Beyond basic stats, we leveraged our evaluation criteria to uncover interesting behaviors that suggest a need to develop models along many different axes. 

Two examples: 

  • Tool use errors: Across models, including top performers, agents made at least one tool call error in 36% of the conversations despite access to the metadata required to use tools properly. Surprisingly, we found no correlation with overall performance. In fact, even the three most accurate models made tool call errors in 30-50% of the conversations, often going back after basic tool call errors to retrieve metadata and redo the tool call correctly. We could have engineered prompts to direct models towards this behavior (and our experiments show that this works), but we aimed to simulate a realistic enterprise setting. Real, deployed copilot systems include dozens of possible tools and a combinatorially high and unwieldy number of combinations, making it impractical to simply engineer system prompts for every edge case. In addition, there is no reason why a frontier model like o4-mini, Gemini 2.5 Pro or Claude 4 Sonnet should require that kind of hand-holding. If they can answer questions about quantum field theory, why can’t they figure out what columns are in a table before writing a sql query?

Example trace with o4-mini showing a tool use error followed by a correction after looking up the table schema. 

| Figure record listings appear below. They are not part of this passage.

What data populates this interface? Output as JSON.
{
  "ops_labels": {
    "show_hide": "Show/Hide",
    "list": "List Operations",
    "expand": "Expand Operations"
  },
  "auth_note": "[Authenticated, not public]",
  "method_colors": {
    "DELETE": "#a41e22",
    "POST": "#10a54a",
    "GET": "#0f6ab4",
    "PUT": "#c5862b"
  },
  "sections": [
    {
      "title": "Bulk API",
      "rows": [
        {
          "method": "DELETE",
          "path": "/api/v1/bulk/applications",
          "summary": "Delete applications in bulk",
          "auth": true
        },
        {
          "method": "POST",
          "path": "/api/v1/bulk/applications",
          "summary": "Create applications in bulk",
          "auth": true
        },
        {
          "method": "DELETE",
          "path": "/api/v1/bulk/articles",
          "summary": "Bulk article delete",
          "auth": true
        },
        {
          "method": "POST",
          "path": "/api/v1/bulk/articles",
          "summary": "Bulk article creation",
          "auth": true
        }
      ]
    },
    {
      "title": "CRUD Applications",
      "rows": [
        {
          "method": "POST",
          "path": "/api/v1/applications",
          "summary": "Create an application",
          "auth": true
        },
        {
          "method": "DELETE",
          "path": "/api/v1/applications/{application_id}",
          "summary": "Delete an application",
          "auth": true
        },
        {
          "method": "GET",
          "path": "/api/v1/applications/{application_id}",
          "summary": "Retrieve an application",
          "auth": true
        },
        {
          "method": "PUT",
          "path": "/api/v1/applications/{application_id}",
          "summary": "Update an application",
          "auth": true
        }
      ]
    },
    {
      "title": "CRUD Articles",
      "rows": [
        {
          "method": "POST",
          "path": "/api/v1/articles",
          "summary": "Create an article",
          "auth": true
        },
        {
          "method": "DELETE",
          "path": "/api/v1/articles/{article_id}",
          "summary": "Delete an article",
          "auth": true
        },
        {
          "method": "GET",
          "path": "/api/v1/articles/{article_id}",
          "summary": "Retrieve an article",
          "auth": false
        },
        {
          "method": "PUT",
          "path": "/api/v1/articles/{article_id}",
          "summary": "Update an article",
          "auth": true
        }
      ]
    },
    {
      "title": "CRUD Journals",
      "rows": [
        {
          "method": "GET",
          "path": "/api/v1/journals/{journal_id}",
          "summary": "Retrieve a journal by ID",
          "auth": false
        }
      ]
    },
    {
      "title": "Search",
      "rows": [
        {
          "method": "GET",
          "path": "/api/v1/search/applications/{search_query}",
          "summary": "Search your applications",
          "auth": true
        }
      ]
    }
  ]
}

  • Hallucinations based on pretrained domain knowledge: We observed a distinct error mode related to hallucinations based on pretrained domain knowledge. Some of the highest performing models have clearly been trained on insurance data, but almost to a fault. They occasionally hallucinated guidelines that might appear online but were not actually contained in the provided documentation. For example, in the task involving insurance product recommendations, the top performing models from OpenAI hallucinated several products not in the guidelines 15-45% of the time depending on the model. These hallucinations not only led to misleading answers, but also to misleading questions to the underwriter—probing for information that was ultimately irrelevant to the task.

Example trace ending showing hallucination from the top performing model overall. None of the listed insurance products were in the provided guidelines even though they are typical in other commercial insurance contexts.

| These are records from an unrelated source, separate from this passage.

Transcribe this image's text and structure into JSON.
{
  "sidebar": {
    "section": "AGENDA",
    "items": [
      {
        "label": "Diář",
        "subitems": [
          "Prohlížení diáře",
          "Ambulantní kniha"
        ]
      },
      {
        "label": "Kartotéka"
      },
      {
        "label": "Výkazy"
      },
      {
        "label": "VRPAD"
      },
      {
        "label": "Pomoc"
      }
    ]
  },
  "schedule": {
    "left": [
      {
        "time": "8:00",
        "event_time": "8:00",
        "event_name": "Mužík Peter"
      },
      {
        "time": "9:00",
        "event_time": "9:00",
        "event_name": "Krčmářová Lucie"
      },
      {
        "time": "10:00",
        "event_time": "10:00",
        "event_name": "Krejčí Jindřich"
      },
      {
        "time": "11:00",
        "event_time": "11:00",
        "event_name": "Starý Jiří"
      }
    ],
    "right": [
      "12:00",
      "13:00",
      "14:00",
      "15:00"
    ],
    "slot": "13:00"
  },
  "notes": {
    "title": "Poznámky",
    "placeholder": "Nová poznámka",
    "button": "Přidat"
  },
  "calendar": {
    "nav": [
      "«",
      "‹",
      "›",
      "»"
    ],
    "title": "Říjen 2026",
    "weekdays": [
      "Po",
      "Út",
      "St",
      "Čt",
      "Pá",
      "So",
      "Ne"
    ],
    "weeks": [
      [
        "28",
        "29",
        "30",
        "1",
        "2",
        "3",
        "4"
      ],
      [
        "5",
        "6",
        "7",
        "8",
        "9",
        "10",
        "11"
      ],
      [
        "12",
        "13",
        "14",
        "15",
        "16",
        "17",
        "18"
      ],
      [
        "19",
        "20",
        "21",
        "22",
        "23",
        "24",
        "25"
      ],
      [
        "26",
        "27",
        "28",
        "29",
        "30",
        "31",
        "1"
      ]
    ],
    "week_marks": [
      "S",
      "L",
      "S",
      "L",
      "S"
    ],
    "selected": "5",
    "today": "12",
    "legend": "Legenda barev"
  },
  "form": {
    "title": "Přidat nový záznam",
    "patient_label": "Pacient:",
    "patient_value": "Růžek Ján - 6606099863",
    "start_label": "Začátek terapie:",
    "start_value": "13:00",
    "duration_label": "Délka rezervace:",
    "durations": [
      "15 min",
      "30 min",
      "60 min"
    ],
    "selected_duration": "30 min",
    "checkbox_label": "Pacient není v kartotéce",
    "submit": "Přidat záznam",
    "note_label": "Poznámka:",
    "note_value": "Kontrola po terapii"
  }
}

These error modes illustrate a really basic point– contrary to one recent claim about the increasing irrelevance of proprietary knowledge, we continually see this relevance in real-world customer problems, and our dataset captures that. Like our customers, All National Insurance has its “secret sauce” of underwriting that you won’t find online. Models that hallucinate generic knowledge within a vertical work against that, inserting subtle but potentially catastrophic factual inaccuracies. 

Conclusion

Our dataset and findings across models illustrate the key point: even the most performant frontier models struggle in surprising ways to solve for tasks they have never seen before. From one vantage point, the tasks are indeed complex, requiring multiple tools in the correct order and nuanced, proprietary reasoning that can only be found in the associated documents. But from another, more basic vantage point, these tasks are still nowhere near the complexity we see in other challenging academic benchmarks. They theoretically require no more than 4 or 5 steps to solve with the right information from the user.

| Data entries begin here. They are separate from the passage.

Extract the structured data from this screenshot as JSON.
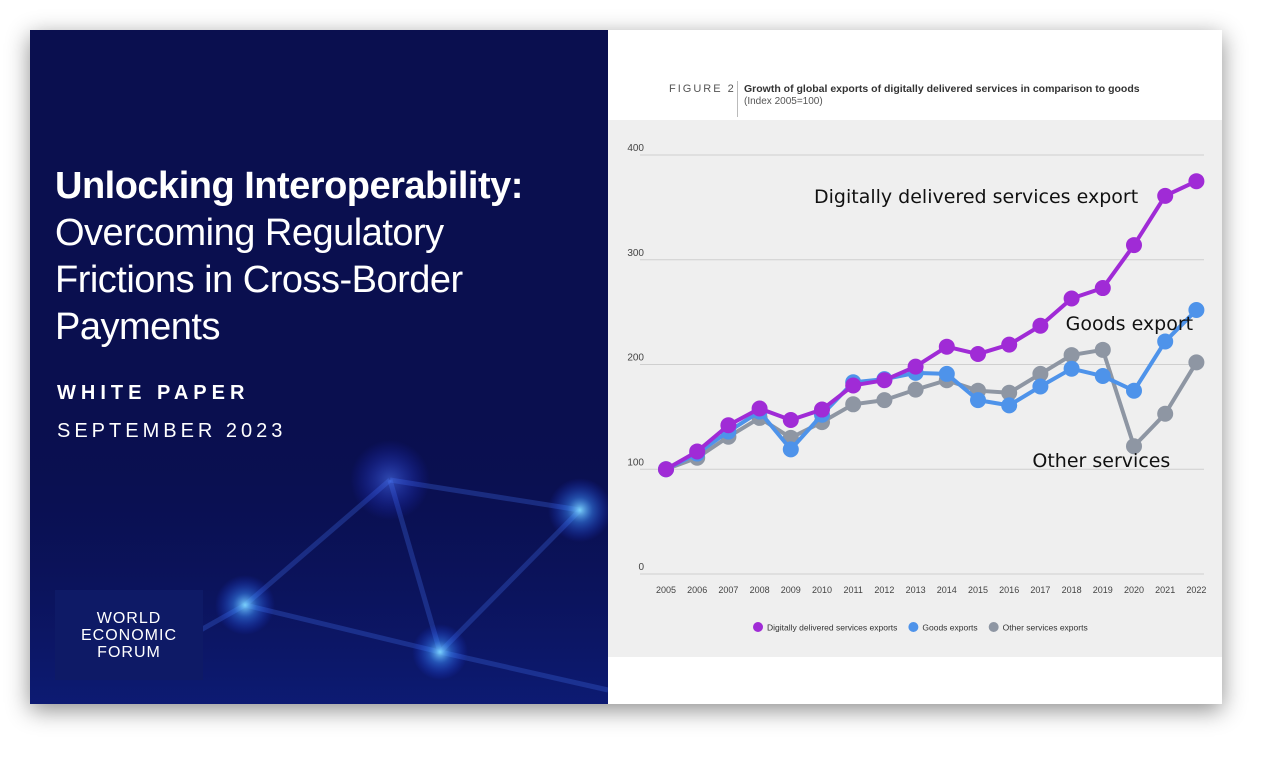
{
  "cover": {
    "title_bold": "Unlocking Interoperability:",
    "title_lines": [
      "Overcoming Regulatory",
      "Frictions in Cross-Border",
      "Payments"
    ],
    "doc_type": "WHITE PAPER",
    "date": "SEPTEMBER 2023",
    "logo_lines": [
      "WORLD",
      "ECONOMIC",
      "FORUM"
    ]
  },
  "figure": {
    "tag": "FIGURE 2",
    "title": "Growth of global exports of digitally delivered services in comparison to goods",
    "subtitle": "(Index 2005=100)"
  },
  "chart_data": {
    "type": "line",
    "x": [
      "2005",
      "2006",
      "2007",
      "2008",
      "2009",
      "2010",
      "2011",
      "2012",
      "2013",
      "2014",
      "2015",
      "2016",
      "2017",
      "2018",
      "2019",
      "2020",
      "2021",
      "2022"
    ],
    "ylim": [
      0,
      400
    ],
    "yticks": [
      0,
      100,
      200,
      300,
      400
    ],
    "grid": true,
    "legend_position": "bottom",
    "series": [
      {
        "name": "Digitally delivered services exports",
        "color": "#a02bd6",
        "values": [
          100,
          117,
          142,
          158,
          147,
          157,
          180,
          185,
          198,
          217,
          210,
          219,
          237,
          263,
          273,
          314,
          361,
          375
        ]
      },
      {
        "name": "Goods exports",
        "color": "#4e93ea",
        "values": [
          100,
          115,
          136,
          155,
          119,
          152,
          183,
          186,
          192,
          191,
          166,
          161,
          179,
          196,
          189,
          175,
          222,
          252
        ]
      },
      {
        "name": "Other services exports",
        "color": "#8e96a3",
        "values": [
          100,
          111,
          131,
          149,
          130,
          145,
          162,
          166,
          176,
          185,
          175,
          173,
          191,
          209,
          214,
          122,
          153,
          202
        ]
      }
    ],
    "annotations": [
      {
        "text": "Digitally delivered services export",
        "x": "2010",
        "y": 354
      },
      {
        "text": "Goods export",
        "x": "2018",
        "y": 233
      },
      {
        "text": "Other services",
        "x": "2017",
        "y": 102
      }
    ]
  }
}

There is something interesting at play here related to user interaction and tool use. Just as a theoretical physicist may not be your best bet to build a bridge, a frontier reasoning model taken off the shelf is not your best bet to solve your business problem. It requires careful evaluation and development with benchmark data that contain the skills relevant to your domain of expertise. We’ve shown here how Snorkel’s Expert Data service can be leveraged to that end.